The touring Cirque du Soleil show Volta performs at the Del Mar Fairgrounds until May 5. Coloring a loose, dystopian future narrative with ballet, aerial acrobatics, and freestyle bicycle stunts, the show presents a bit like Ice Capades, except with gymnasts, X Games athletes, and unicyclists instead of figure skaters.
Even more than the traditional circus, the Cirque brand excels at combining stunning feats of athleticism with thoughtfully rendered artistry. It got me thinking: if this is the line between sports and performance art, are gymnastics even really a sport?

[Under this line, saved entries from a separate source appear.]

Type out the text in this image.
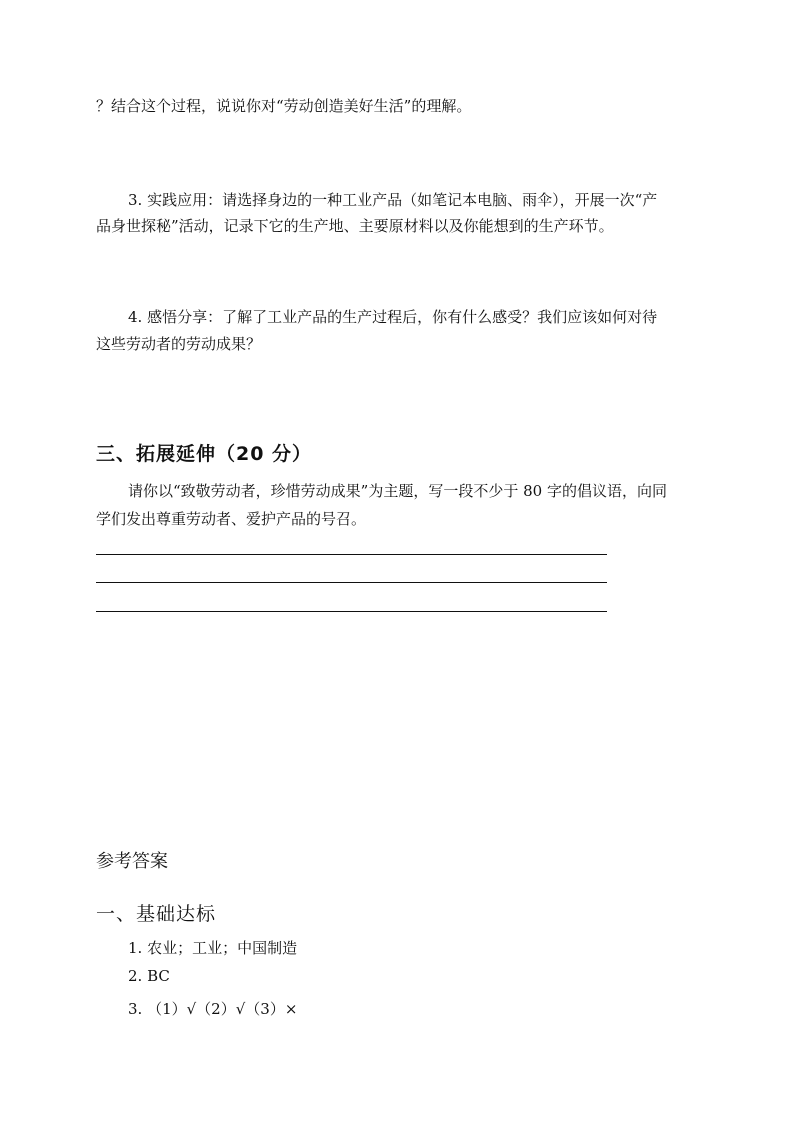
？结合这个过程，说说你对“劳动创造美好生活”的理解。
3. 实践应用：请选择身边的一种工业产品（如笔记本电脑、雨伞），开展一次“产
品身世探秘”活动，记录下它的生产地、主要原材料以及你能想到的生产环节。
4. 感悟分享：了解了工业产品的生产过程后，你有什么感受？我们应该如何对待
这些劳动者的劳动成果？
三、拓展延伸（20 分）
请你以“致敬劳动者，珍惜劳动成果”为主题，写一段不少于 80 字的倡议语，向同
学们发出尊重劳动者、爱护产品的号召。
参考答案
一、基础达标
1. 农业；工业；中国制造
2. BC
3. （1）√（2）√（3）×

Is freestyle cycling?
At the top level of gymnastics, athletes strive for perfection while executing ever more complicated flips, twists, and landings, and the most successful performance receives a gold medal. But unlike most competitive sports, the action itself does not objectively determine the outcome. Rather, a panel of human judges subjectively evaluates each routine, including points for artistry. Respective scores are compared, and a winner declared, but the gold and silver medalist never even go toe to toe. This sort of adjudication strikes me as closer to organized art criticism than sport. It’s like comparing two productions of the ballet Swan Lake and declaring one a winner.
To be a sport, doesn’t there need to be a competitor specifically trying to keep you from winning?

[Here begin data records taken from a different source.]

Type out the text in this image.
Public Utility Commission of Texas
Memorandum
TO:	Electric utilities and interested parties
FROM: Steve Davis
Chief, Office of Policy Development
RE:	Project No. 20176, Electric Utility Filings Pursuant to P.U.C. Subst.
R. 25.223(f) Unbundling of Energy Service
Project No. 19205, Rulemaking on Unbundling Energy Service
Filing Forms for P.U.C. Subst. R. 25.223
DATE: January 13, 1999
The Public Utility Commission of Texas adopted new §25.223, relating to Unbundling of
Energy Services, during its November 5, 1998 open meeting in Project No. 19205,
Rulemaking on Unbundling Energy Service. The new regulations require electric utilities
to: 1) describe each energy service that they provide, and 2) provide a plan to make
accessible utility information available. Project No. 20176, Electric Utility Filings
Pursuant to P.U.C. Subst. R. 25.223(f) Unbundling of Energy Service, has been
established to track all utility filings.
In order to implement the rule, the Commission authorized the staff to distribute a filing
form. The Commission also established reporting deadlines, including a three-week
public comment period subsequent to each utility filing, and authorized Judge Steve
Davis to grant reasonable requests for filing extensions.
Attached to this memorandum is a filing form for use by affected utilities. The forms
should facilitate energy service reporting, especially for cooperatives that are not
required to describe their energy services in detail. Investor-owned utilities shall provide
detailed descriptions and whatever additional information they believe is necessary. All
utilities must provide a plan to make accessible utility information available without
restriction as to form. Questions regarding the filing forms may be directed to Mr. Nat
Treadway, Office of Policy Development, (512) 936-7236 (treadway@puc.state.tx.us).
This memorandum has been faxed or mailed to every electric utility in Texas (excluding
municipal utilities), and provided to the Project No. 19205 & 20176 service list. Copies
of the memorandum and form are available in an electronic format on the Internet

Look at football, for example. A football offense rehearses a play over and over again, practicing detailed choreography and precision timing to coordinate eleven athletes toward a prescribed outcome. Without a defense on the field, the players would be re-enacting their well-rehearsed parts, scarcely different from those ballet dancers. Just as Swan Lake has the same ending every time it’s performed, a well-prepared football offense would score a touchdown on every single play if there were no opposing team to stop it.
It’s the act of putting an 11-player defense on the other side of the field that makes it a sport rather than an athletic demonstration. It’s what makes a game’s outcome unpredictable. Conversely, if you sent a second team of dancers to prevent the cast of Swan Lake from landing their grand jetés, ballet might be turned into sport.
I don’t mean to diminish the competitive fire that drives gymnasts, or other judged athletes such as figure skaters, divers, and freestyle bikers. Quite the opposite. I would elevate them to the stature of performance artists, so committed to their craft that they refine their very bodies to use as implements of expression.
Acrobats, a.k.a. gymnasts, arduously prepare themselves to perform the same dynamic athletic feat to perfection every time. There’s no competitor to stop them, other than their own conscious or subconscious minds. In other words, they face the internal struggle of every artist. And the very best perform their art at an Olympic level.